Projekt MERK´MAL – IWW teilt seine Erfahrungen zur kostenwirksamen Reduktion von Röntgenkontrastmitteln im Wasserkreislauf mit internationalem Fachpublikum

Zusammen mit den Projektpartnern IUTA (Institut für Energie- und Umwelttechnik e.V., Duisburg) und den Dialoggestaltern (IKU GmbH, Dortmund) wurde im letzten Jahr erfolgreich getestet und demonstriert, wie Röntgenkontrastmitteleinträge aus Kliniken und Praxen kostengünstig reduziert werden können – am Beispiel der Ruhr.

Insgesamt waren vier medizinische Einrichtungen aus Mülheim an der Ruhr an der Fallstudie beteiligt. Das Projekt folgte einem interdisziplinären, anwendungsorientierten Forschungsansatz. Im letzten Jahr wurden die Ergebnisse auf der internationalen Fachkonferenz „Water Science for Impact“ in Wageningen (16.-18. Oktober 2018) vorgestellt. Jetzt ist dieser Beitrag auch zum Nachlesen in einer „Water Science for Impact“ – Sonderausgabe des englischsprachigen Fachjournals „Science of the Total Environment“ veröffentlicht. Der Artikel „Cost-effective reduction of micro-pollutants in the water cycle – Case study on iodinated contrast media“ von Clemens Strehl et. al kann bis zum 8. August 2019 kostenlos angesehen und herunterladen werden.

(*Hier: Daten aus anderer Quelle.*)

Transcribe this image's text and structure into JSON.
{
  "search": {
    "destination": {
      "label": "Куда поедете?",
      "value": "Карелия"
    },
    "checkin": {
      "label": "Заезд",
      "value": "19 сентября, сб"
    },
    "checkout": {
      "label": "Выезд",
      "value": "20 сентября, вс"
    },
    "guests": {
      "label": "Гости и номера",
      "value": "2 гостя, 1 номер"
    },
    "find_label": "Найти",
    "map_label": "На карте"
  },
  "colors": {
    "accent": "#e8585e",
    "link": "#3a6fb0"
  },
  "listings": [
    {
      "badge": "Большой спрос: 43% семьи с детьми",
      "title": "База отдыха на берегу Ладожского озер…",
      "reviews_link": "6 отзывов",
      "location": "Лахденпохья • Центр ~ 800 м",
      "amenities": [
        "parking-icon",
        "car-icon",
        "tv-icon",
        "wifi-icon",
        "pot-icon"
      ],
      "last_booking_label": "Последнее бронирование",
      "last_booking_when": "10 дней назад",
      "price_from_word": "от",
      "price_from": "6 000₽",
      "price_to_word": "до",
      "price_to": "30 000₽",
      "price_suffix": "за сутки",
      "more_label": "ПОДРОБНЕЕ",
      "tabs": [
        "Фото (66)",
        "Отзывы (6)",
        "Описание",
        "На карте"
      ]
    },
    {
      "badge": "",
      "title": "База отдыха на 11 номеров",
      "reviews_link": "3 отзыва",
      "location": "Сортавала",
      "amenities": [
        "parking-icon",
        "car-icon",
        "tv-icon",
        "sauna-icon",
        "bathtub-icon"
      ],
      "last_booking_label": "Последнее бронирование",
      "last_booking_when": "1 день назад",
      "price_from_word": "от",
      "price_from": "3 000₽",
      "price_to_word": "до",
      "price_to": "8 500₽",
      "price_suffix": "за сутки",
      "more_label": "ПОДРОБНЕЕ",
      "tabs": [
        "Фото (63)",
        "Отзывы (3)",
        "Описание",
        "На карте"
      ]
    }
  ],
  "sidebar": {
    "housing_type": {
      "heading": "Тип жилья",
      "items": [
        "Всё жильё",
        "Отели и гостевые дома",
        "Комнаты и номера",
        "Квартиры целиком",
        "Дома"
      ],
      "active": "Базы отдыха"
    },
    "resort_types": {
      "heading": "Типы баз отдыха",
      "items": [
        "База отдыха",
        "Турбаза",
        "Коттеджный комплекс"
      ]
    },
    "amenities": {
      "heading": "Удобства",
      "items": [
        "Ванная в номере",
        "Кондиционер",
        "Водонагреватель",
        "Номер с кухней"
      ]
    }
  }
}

Das Projekt MERK´MAL wurde mit freundlicher Unterstützung der Deutsche Bundesstiftung Umwelt, der RWW Rheinisch-Westfälische Wasserwerksgesellschaft mbH, der Arbeitsgemeinschaft der Wasserwerke an der Ruhr, der Gelsenwasser AG und der Hochsauerland Wasser GmbH gefördert. Eine Fortführung und Erweiterung des Projektansatzes ist in Vorbereitung.